Жратва. Социально-поваренная книга (Левинтов) - страница 18

Селедочный мир огромен и разнообразен:

— тихоокеанская,

— норвежская,

— исландская,

— атлантическая,

— черноморская,

— балтийская,

— беломорская,

— каспийская,

— каспийский залом,

— керченская,

— дунайская,

— сосьвинская (тугун),

— прибыловская.

Некоторые известны всем, некоторые экзотичны, некоторые остались только для членов правительства, да и то на два дня. Сосьвинская вовсе, например, не селедка, только называется селедкой, — а сама — наиблагороднейших и пресноводнейших кровей. Иваси — вроде бы селедка (и говорят, в свое время была большой редкостью и деликатесом), но из нее научились делать и сардины, и ставриду, и севрюгу, поэтому ее селедкой уже никто не считает. «Спасибо Лёне за такси и за селедку иваси». Иваси вместе с хеком и минтаем — вклад Нептуна в застой. В те же времена родилась и другая частушка, про магазин «Океан»: «Две кильки в томате, две бл-ди в халате, кругом — чешуя, а больше — ни ну, ясно чего».

Селедка — социалистическая рыба. В совдепии на карточки служащим или вобла выдавалась, или селедка (да еще хлеб). Это даже не рыба, а валюта социализма. Замена всему, что не хлеб, главное — замена соли. Ведь когда впереди такое сладкое будущее, всегда тянет на солененькое. Вот и Коровьев опрокинул в Торгсине сиреневого не куда-нибудь, а в бочку с керченскими селедками. И Выбегалло кормил у Стругацких своего желудочно неудовлетворенного селедочными головками.

Хозяйки в наше время умели отличать по глазам селедок-мальчиков от селедок-девочек. У мальчиков с молокой глаза красные, а у девочек с икрой — желтые. Если глаз один — значит, камбала. Говорят, селедочные стада обычно однополые: мальчики плавают отдельно от девочек, и, следовательно, если вам в бочке или банке попадаются сплошь те или иные, значит, перед вами — подлинно морской продукт, а не шурум-бурум многочисленных переработок. Я родился после эвакуации. Поэтому данный сюжет — из бесконечной семейной хроники, сюжет, к которому я лишь немного недородился.

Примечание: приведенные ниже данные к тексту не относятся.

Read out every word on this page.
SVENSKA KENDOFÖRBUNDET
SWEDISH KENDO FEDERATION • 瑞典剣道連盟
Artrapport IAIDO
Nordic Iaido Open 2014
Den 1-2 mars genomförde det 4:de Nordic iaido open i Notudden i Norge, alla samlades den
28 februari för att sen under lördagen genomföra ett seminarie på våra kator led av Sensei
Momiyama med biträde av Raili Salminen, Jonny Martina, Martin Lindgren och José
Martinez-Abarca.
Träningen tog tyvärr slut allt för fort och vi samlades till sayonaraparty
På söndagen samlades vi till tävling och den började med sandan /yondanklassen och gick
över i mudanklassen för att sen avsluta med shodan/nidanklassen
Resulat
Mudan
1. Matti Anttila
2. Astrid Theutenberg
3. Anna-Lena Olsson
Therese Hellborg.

Мой русский дед Александр Гаврилович взял с собой в эвакуацию в родную для себя Пензенскую губернию моего еврейского деда Давида Моисеевича. И вот два огромных семейства двинули в село Титово, ненадолго — ведь к осенивойну обещали закончить, и моя мама, например, не стала брать с собой из Москвы плащ-дождевик.

Русская родня разместилась быстро и удачно.

А еврейскую никуда не принимали. Мало того что евреи — четверо из них ушли на фронт комиссарами и командирами (мой отец начал войну командиром мотоцикла связи). В отличие от москвичей, полных политической романтики, деревенские ждали прихода немцев с большим вероятием и рисковать, ютя у себя евреев-комиссаров, никто не хотел.